The Hawks’ new owners wanted to retain the same organization, more or less, and the same team, more or less. The hope was that continuity would yield the same-if-not-better results. Sad to say, it’s already possible to view last season’s 60 wins as a distant memory.
The 2014-2015 Hawks finished with the NBA’s second-best record. A set of post-Fourth power rankings by Bleacher Report rates the 2015-2016 Hawks as the league’s 14th-best team. As premature and inexact as that might be, it reflects the latest bit of conventional wisdom. (Which can, as we know, change with the wind.)
In January, this appeared a team of such precisely matching parts that no superstar was required or even wanted, a team that could ride its system and savvy to the NBA finals. In light of an underwhelming postseason — even as we concede that the Hawks just went further than they’d gone since moving to Atlanta — colder eyes are being cast.
Rather than flout the gotta-have-a-superstar truism, the Hawks underscored it. They were swept by the Cavaliers and LeBron James, the Polaris of stars. Now, barely a week after free agency commenced, the Hawks’ exquisite balance has been thrown out of plumb.
DeMarre Carroll isn’t a star. The Toronto Raptors, who will pay him $60 million over four years, will learn that soon enough. Even if the salary cap could have been finagled to meet that price, the Hawks weren’t wrong, dollar-wise, to let him go.
Still, the way the Hawks were constructed, Carroll could be made to appear a star. Any of these starters could. We saw in the unbeaten January how devastating and downright lovely that could be. We saw in the playoffs the flaw in that design.
Postseason opponents committed to stopping Kyle Korver, believing him the key to pace-and-space. Even before Matthew Dellavedova hurtled into Korver’s leg, the great shooter’s playoff misery had undercut everything. With all parts working, the Hawks’ whole was mighty. With even one of the parts diminished, the whole didn’t amount to a whole lot.
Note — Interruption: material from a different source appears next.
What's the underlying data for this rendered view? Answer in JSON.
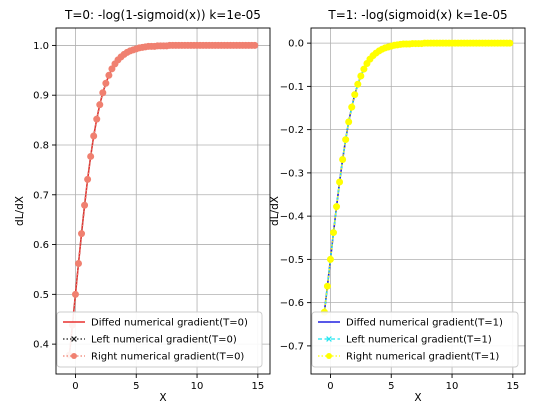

With Carroll leaving, one part must be replaced. The Hawks paid max money to keep Paul Millsap, who’s statistically a better player than Carroll, but small forward could prove a more difficult position to restock. As it stands, the options are Thabo Sefolosha, who’s coming off a broken leg and who isn’t as good as Carroll, and Tim Hardaway Jr., who made 39 percent of his shots as a Knick last season and defended even worse.
Hardaway was the product of a draft that saw the Hawks enter with the No. 15 pick and wind up with the guy who’d been the 24th player taken in 2013. Granted, Hardaway has proved he can play, if not always well, in the NBA. Bobby Portis, on whom the Hawks passed twice, has not. But was Hardaway really the best the Hawks could do?
This draft was conducted without Danny Ferry, the general manager who built the 60-win team but who wasn’t seen by incoming ownership as integral. It was overseen by Mike Budenholzer and Wes Wilcox, both hired by Ferry. For a team banking on continuity, that’s a lot of changing, and so we ask:
Are Budenholzer and Wilcox capable of remaking a roster in Ferry’s image? Is Carroll only the first brick to fall? Will Korver, who’s 34 and coming off two surgeries, be as good again? Will Millsap, who’s 30? Will Al Horford leave when his contract lapses next summer? (The trade for Tiago Splitter offers a better backup than Pero Antic and cover in case Horford exits, but a starting front line of Splitter, Horford and Millsap is impractical. Nobody sees Millsap as a small forward.)
Back to Bleacher Report’s rankings. Five Eastern teams are listed ahead of the Hawks: Cleveland, duh, but Miami and Milwaukee and Chicago, too. There’s also Washington, which added Kelly Oubre — officially drafted by the Hawks before the trading began — to go with John Wall, Bradley Beal and Otto Porter Jr., the oldest of whom is 24. Back in January, conventional wisdom held the Hawks as a team in its glorious prime. We wonder today if that prime has come and gone.